Segundo dados recentes do Instituto Nacional de Estatística (INE), a população residente na Espanha atingiu 49,3 milhões de habitantes, o maior número já registrado. Até junho, a população estrangeira cresceu em 95.277 pessoas, totalizando 7.050.174 residentes, o que reforça o papel da imigração na dinâmica demográfica do país.
Embora o plano migratório seja uma alternativa válida para
diferentes perfis de estrangeiros, entre aposentados ele tem ganhado destaque,
especialmente quando estruturado a partir da residência não lucrativa.
O modelo permite ao estrangeiro viver na Espanha sem exercer atividade
profissional no país e é destinado a quem consegue comprovar renda própria e
estável no Brasil, como aposentadoria, pensões,
investimentos ou patrimônio, sem depender de benefícios sociais espanhóis.

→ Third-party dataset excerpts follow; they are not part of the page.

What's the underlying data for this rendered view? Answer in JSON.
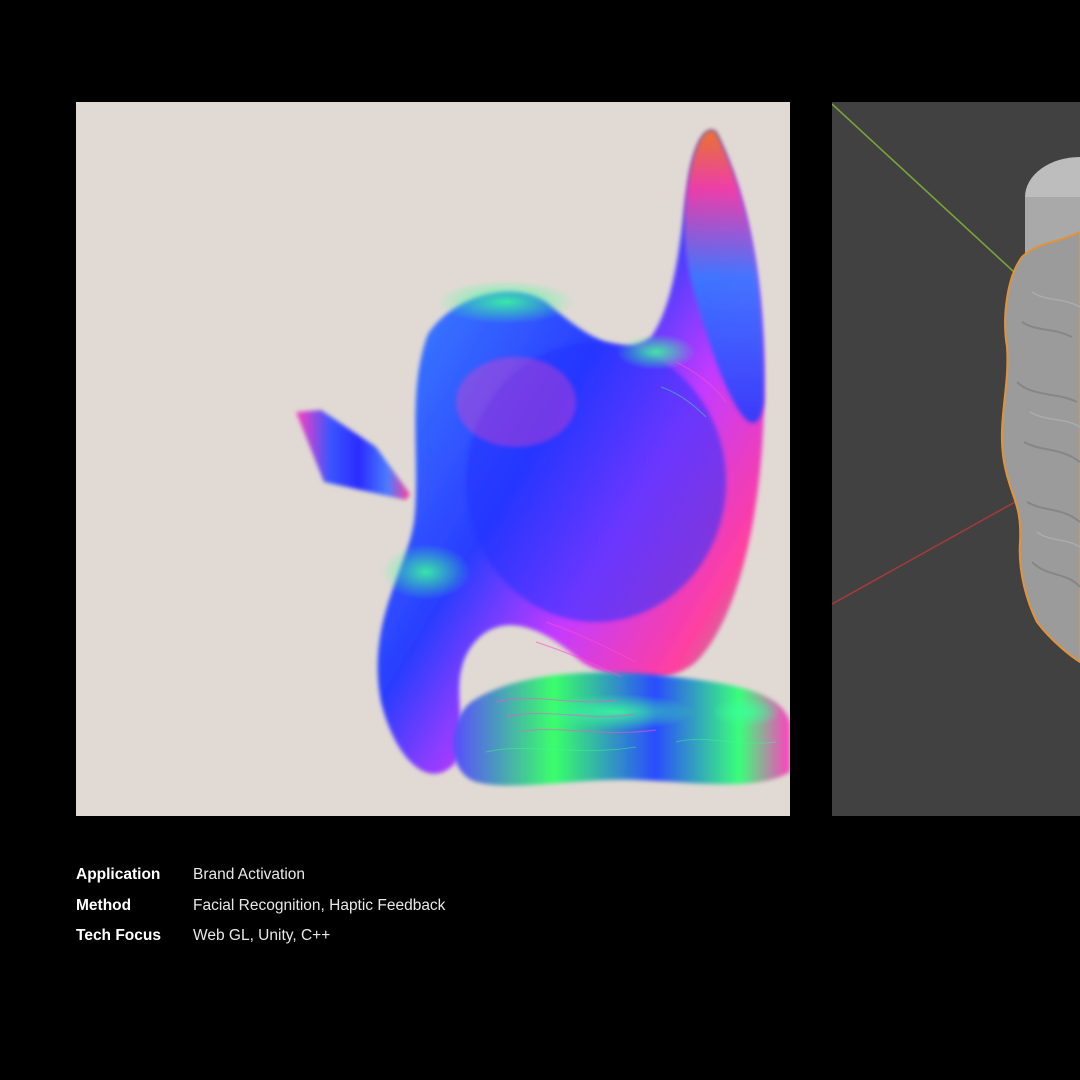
{
  "colors": {
    "background": "#000000",
    "left_panel_bg": "#e1dad4",
    "right_panel_bg": "#414141",
    "axis_green": "#7aa33a",
    "axis_red": "#a33a3a",
    "selection_outline": "#e3923a",
    "text": "#f2f2f2"
  },
  "media": {
    "left_render": {
      "icon": "normal-map-shader-render"
    },
    "right_render": {
      "icon": "3d-viewport-gray-mesh"
    }
  },
  "project_info": [
    {
      "label": "Application",
      "value": "Brand Activation"
    },
    {
      "label": "Method",
      "value": "Facial Recognition, Haptic Feedback"
    },
    {
      "label": "Tech Focus",
      "value": "Web GL, Unity, C++"
    }
  ]
}
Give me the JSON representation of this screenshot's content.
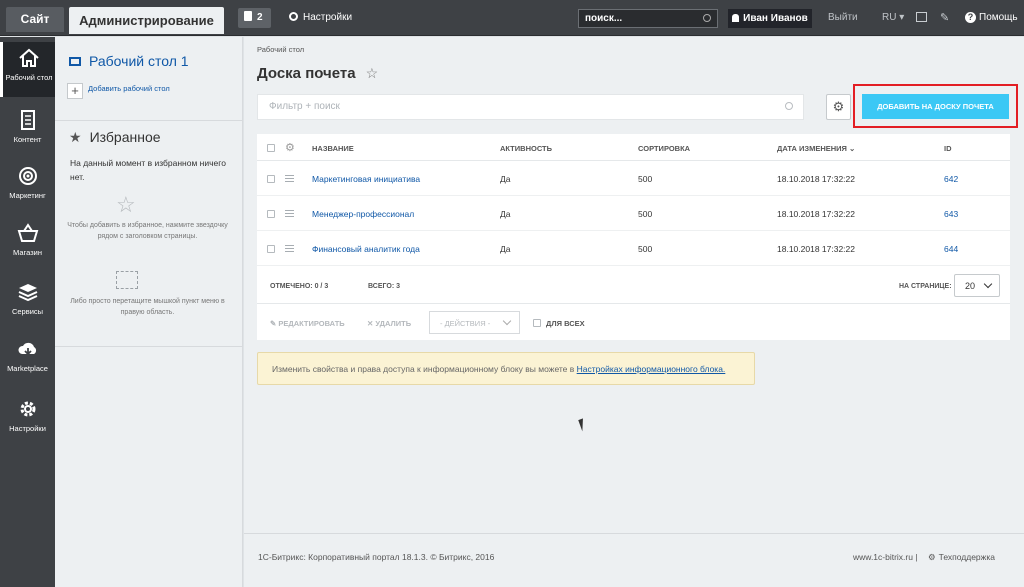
{
  "topbar": {
    "site_tab": "Сайт",
    "admin_tab": "Администрирование",
    "notifications_count": "2",
    "settings_label": "Настройки",
    "search_value": "поиск...",
    "user_name": "Иван Иванов",
    "logout_label": "Выйти",
    "lang_label": "RU",
    "help_label": "Помощь"
  },
  "leftnav": {
    "items": [
      {
        "label": "Рабочий стол",
        "icon": "home-icon"
      },
      {
        "label": "Контент",
        "icon": "document-icon"
      },
      {
        "label": "Маркетинг",
        "icon": "target-icon"
      },
      {
        "label": "Магазин",
        "icon": "basket-icon"
      },
      {
        "label": "Сервисы",
        "icon": "layers-icon"
      },
      {
        "label": "Marketplace",
        "icon": "cloud-download-icon"
      },
      {
        "label": "Настройки",
        "icon": "gear-icon"
      }
    ]
  },
  "sidebar": {
    "workspace_title": "Рабочий стол 1",
    "add_workspace": "Добавить рабочий стол",
    "favorites_title": "Избранное",
    "favorites_empty": "На данный момент в избранном ничего нет.",
    "hint_star": "Чтобы добавить в избранное, нажмите звездочку рядом с заголовком страницы.",
    "hint_drag": "Либо просто перетащите мышкой пункт меню в правую область."
  },
  "main": {
    "breadcrumb": "Рабочий стол",
    "title": "Доска почета",
    "filter_placeholder": "Фильтр + поиск",
    "add_button": "ДОБАВИТЬ НА ДОСКУ ПОЧЕТА",
    "columns": {
      "name": "НАЗВАНИЕ",
      "active": "АКТИВНОСТЬ",
      "sort": "СОРТИРОВКА",
      "modified": "ДАТА ИЗМЕНЕНИЯ",
      "id": "ID"
    },
    "rows": [
      {
        "name": "Маркетинговая инициатива",
        "active": "Да",
        "sort": "500",
        "modified": "18.10.2018 17:32:22",
        "id": "642"
      },
      {
        "name": "Менеджер-профессионал",
        "active": "Да",
        "sort": "500",
        "modified": "18.10.2018 17:32:22",
        "id": "643"
      },
      {
        "name": "Финансовый аналитик года",
        "active": "Да",
        "sort": "500",
        "modified": "18.10.2018 17:32:22",
        "id": "644"
      }
    ],
    "marked_label": "ОТМЕЧЕНО:",
    "marked_value": "0 / 3",
    "total_label": "ВСЕГО:",
    "total_value": "3",
    "per_page_label": "НА СТРАНИЦЕ:",
    "per_page_value": "20",
    "edit_label": "РЕДАКТИРОВАТЬ",
    "delete_label": "УДАЛИТЬ",
    "actions_select": "- ДЕЙСТВИЯ -",
    "for_all_label": "ДЛЯ ВСЕХ",
    "notice_text": "Изменить свойства и права доступа к информационному блоку вы можете в ",
    "notice_link": "Настройках информационного блока."
  },
  "footer": {
    "copyright": "1С-Битрикс: Корпоративный портал 18.1.3. © Битрикс, 2016",
    "site": "www.1c-bitrix.ru",
    "support": "Техподдержка"
  },
  "colors": {
    "topbar_bg": "#3e4145",
    "link": "#1058a7",
    "accent_button": "#3bc8f5",
    "highlight_border": "#e31e24",
    "notice_bg": "#fbf3d4"
  }
}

O planejamento prévio é essencial para que esse processo seja
seguro e bem-sucedido. “A residência não lucrativa é ideal para aposentados,
mas exige organização financeira, comprovação correta de renda e atenção aos
prazos. Não se trata apenas de mudar de país, mas de estruturar um novo projeto
de vida”, explica Camila Bruckschen, Diretora Geral da CB Asesoría.
Outro ponto importante é que a residência não lucrativa não gera vínculo trabalhista, nem acesso automático a benefícios do governo espanhol, o que reforça a necessidade de planejamento financeiro sólido. “É fundamental que o aposentado entenda que esse modelo exige autonomia. A Espanha oferece excelente qualidade de vida, mas o estrangeiro precisa demonstrar que consegue se manter no país sem recorrer ao Estado”, destaca Camila.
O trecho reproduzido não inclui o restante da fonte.